Ultimately, I remain an optimist and believe that Trump is swimming against the tide of history and the good sense of the American people. Clearly, he failed to get a majority to support him in the 2016 election, and I suspect many of those who did vote for Trump did so out of a frustration that their concerns had been ignored. Nativist movements of the type Trump is championing seem to appear at regular intervals in American history. Earlier waves of immigration unleashed attacks upon Catholics, the Irish, and Italians. The Know Nothing Party of the 1850’s was born in opposition to immigration, but soon collapsed. Anti-immigration movements were directed against the Chinese in the late 1800’s and the Japanese in the 20th century, who were rounded up and placed into internment camps during World War II. More recent nativist sentiments have arisen against Mexicans and, in the aftermath of September 11, against Muslims. These movements do not reflect what is best about America, and we always look back with regret at what fear has produced.
What makes Trump’s approach different from pure nativism is that he combines it with an authoritarian personality. His approach to politics is reminiscent of the “cult of personality” normally associated with totalitarian regimes that were led by the likes of Hitler, Stalin and Mao. His campaign events were spectacles that could easily become violent, and his response to the events in Charlottesville indicate he cannot distinguish between racists and those who fight racism.

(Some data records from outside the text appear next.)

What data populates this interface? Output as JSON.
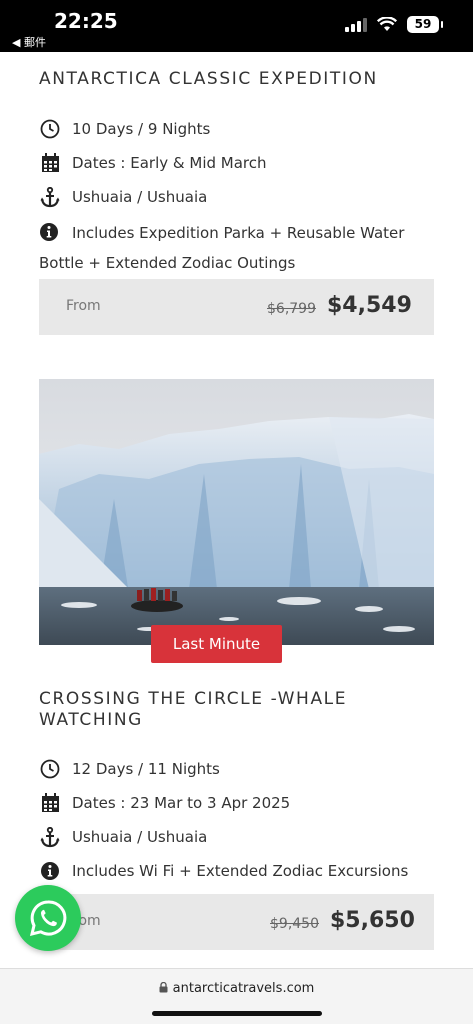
{
  "status_bar": {
    "time": "22:25",
    "back_label": "◀ 郵件",
    "battery": "59"
  },
  "tour1": {
    "title": "ANTARCTICA CLASSIC EXPEDITION",
    "duration": "10 Days / 9 Nights",
    "dates": "Dates : Early & Mid March",
    "route": "Ushuaia / Ushuaia",
    "includes": "Includes Expedition Parka + Reusable Water Bottle + Extended Zodiac Outings",
    "price_from": "From",
    "old_price": "$6,799",
    "new_price": "$4,549"
  },
  "tour2": {
    "badge": "Last Minute",
    "title_line1": "CROSSING THE CIRCLE -WHALE",
    "title_line2": "WATCHING",
    "duration": "12 Days / 11 Nights",
    "dates": "Dates : 23 Mar to 3 Apr 2025",
    "route": "Ushuaia / Ushuaia",
    "includes": "Includes Wi Fi + Extended Zodiac Excursions",
    "price_from": "From",
    "old_price": "$9,450",
    "new_price": "$5,650"
  },
  "browser": {
    "url": "antarcticatravels.com"
  },
  "icons": {
    "clock": "clock-icon",
    "calendar": "calendar-icon",
    "anchor": "anchor-icon",
    "info": "info-icon",
    "whatsapp": "whatsapp-icon",
    "lock": "lock-icon",
    "wifi": "wifi-icon",
    "signal": "signal-icon",
    "battery": "battery-icon"
  },
  "colors": {
    "badge": "#d8333a",
    "whatsapp": "#2ccb5c",
    "price_box": "#e8e8e8"
  }
}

In their new book, How Democracies Die, the political scientists Steven Levitsky and Daniel Ziblatt argue that Trump is the only man who has been elected president who “tested positive” on the four warning signs of an authoritarian personality. These include the rejection of democratic norms; an unwillingness to recognize the legitimacy of political opposition; a tolerance for violence; and a willingness to curtail the civil liberties of those with whom they disagree. This last element has become increasingly clear, as the President repeatedly undermines our system of checks and balances, attacking the media, the courts and his political opponents as purveyors of “fake news.”
The American people deserve, and our democracy requires, two strong and vibrant political parties that compete for power. Unfortunately, one of our major parties has abdicated its role in promoting conservative ideals. That is why conservative intellectuals like William Kristol, Brett Stephens and Max Boot have become Never Trumpers. Should the Democrats take back the Congress in 2018, perhaps the calculus of the Republican Party will change, and they will finally begin to denounce the president’s racism and authoritarianism. The sooner Trumpism is placed where it belongs, on the trash heap of history, the sooner we can work toward making America great again, and save the oldest democracy on the planet.